While other alternatives, such as subqueries or creating temporary tables, can achieve similar outcomes, CTEs stand out as an optimal choice for several reasons. Firstly, CTEs enhance code clarity by allowing us to logically separate the data extraction and transformation steps within the query. This division makes our code more comprehensible and easier to troubleshoot or modify in the future. Additionally, CTEs eliminate the need for creating and managing temporary tables, reducing the complexity of our code and minimizing potential data consistency issues.
Furthermore, CTEs provide the advantage of being more memory-efficient compared to temporary tables, as they are optimized by the database management system for improved performance. The concise syntax of CTEs also promotes code reuse and simplifies maintenance. In our case, the “first” CTE efficiently prepares the dataset for customer segmentation, allowing us to easily implement alternative categorization methods, such as the distinction between “new customers” and “returning customers.”
By leveraging the capabilities of CTEs, we not only enhance the efficiency of our code but also lay the foundation for future scalability and adaptability. The logical organization, ease of modification, and memory efficiency offered by CTEs make a compelling argument for their continued use in our customer segmentation project, enabling us to derive meaningful insights, optimize marketing strategies, and drive business growth.
Modifying the query for the business model
The two queries built are for an e-commerce business model, any business model that focuses on acquisition and retention would want to understand new v returning customers and frequency of purchase. The context of the insights will change depending on the business model. (link to GitHub to download SQL code)
- For lead generation it may be getting a user to complete a registration form so within the query the purchase event would need to be replaced with the registration
- It will provide insights; how many of those registrations are coming from new v returning.
- Also understand how many times a registration has been completed against i.e., user_pesudo_id
- For a specific business model, it may require the user to log-in the user_pseudo_id can be replaced with user_id.
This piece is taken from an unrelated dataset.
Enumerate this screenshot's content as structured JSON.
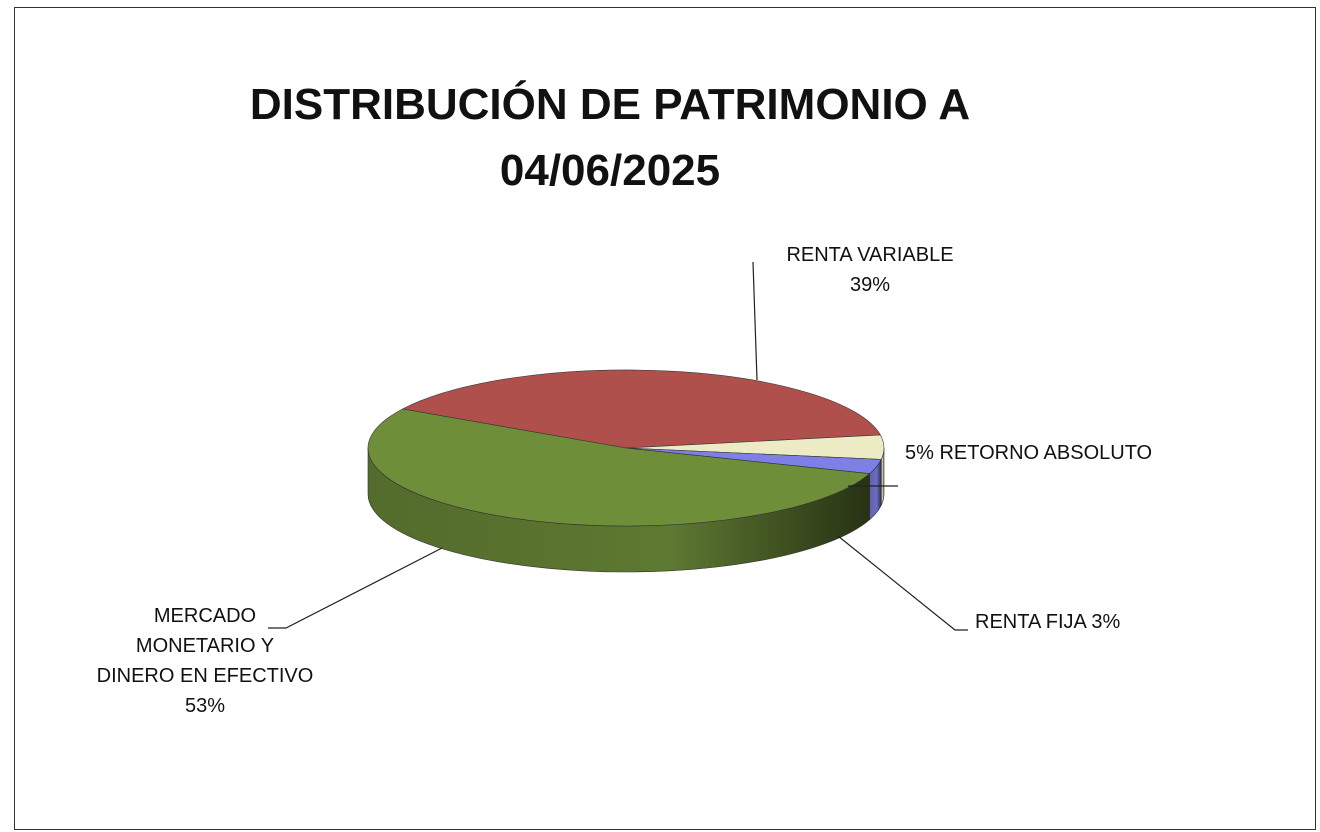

Having a rich data set is the first step, then it’s all about visualizations to provide insights to those burning questions. There are many ways to build out visualization using Big Query, there is a connector to Looker Studio (Data Studio) or Python or Tableau all depending on the ecosystem in place.
(Data in the charts has been modified for this article)
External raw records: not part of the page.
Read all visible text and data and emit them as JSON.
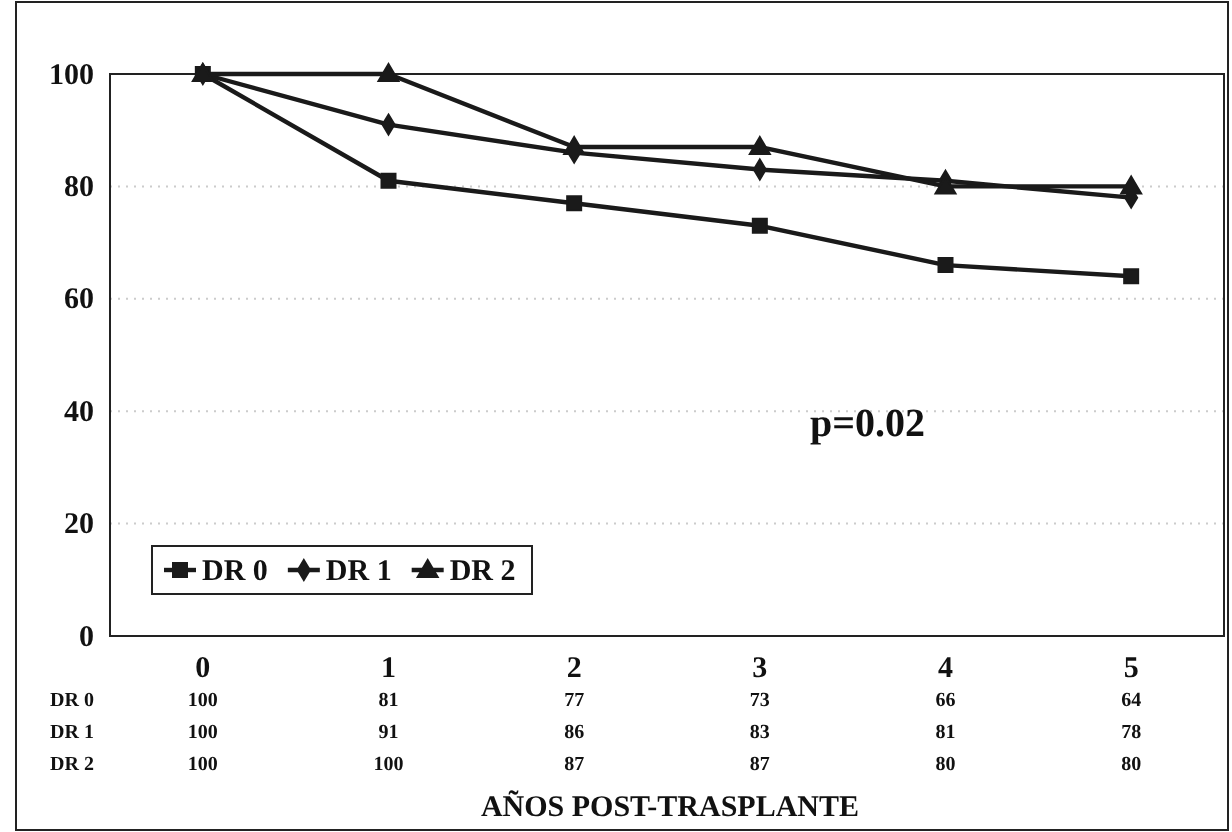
{
  "chart_data": {
    "type": "line",
    "xlabel": "AÑOS POST-TRASPLANTE",
    "categories": [
      "0",
      "1",
      "2",
      "3",
      "4",
      "5"
    ],
    "series": [
      {
        "name": "DR 0",
        "color": "#1a1a1a",
        "marker": "square",
        "values": [
          100,
          81,
          77,
          73,
          66,
          64
        ]
      },
      {
        "name": "DR 1",
        "color": "#1a1a1a",
        "marker": "diamond",
        "values": [
          100,
          91,
          86,
          83,
          81,
          78
        ]
      },
      {
        "name": "DR 2",
        "color": "#1a1a1a",
        "marker": "triangle",
        "values": [
          100,
          100,
          87,
          87,
          80,
          80
        ]
      }
    ],
    "ylim": [
      0,
      100
    ],
    "yticks": [
      0,
      20,
      40,
      60,
      80,
      100
    ],
    "grid": "y",
    "legend": "bottom left",
    "data_labels": true,
    "line_style": "solid",
    "annotations": [
      "p=0.02"
    ]
  }
}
This chart looks at the % revenue driven by new v returning customers by month.
This chart looks at the frequency of purchase and how the revenue is split.
This is an example the kind of insights possible but there is a wealth of data available that can be cut and sliced in different ways to answer the business questions.
Being able to understand the split of new v returning customers and frequency of purchase is part of the data puzzle for brands. This is only possible with good quality long data, a sophisticated Google Tag Manager + Google Analytics 4 set-up and a well thought out event tracking in place and connecting to Big Query. Most importantly is a solid strategy in place with the right business questions being asked.
Worked on this project with Jeffrey Ohene who built the SQL code in Big Query.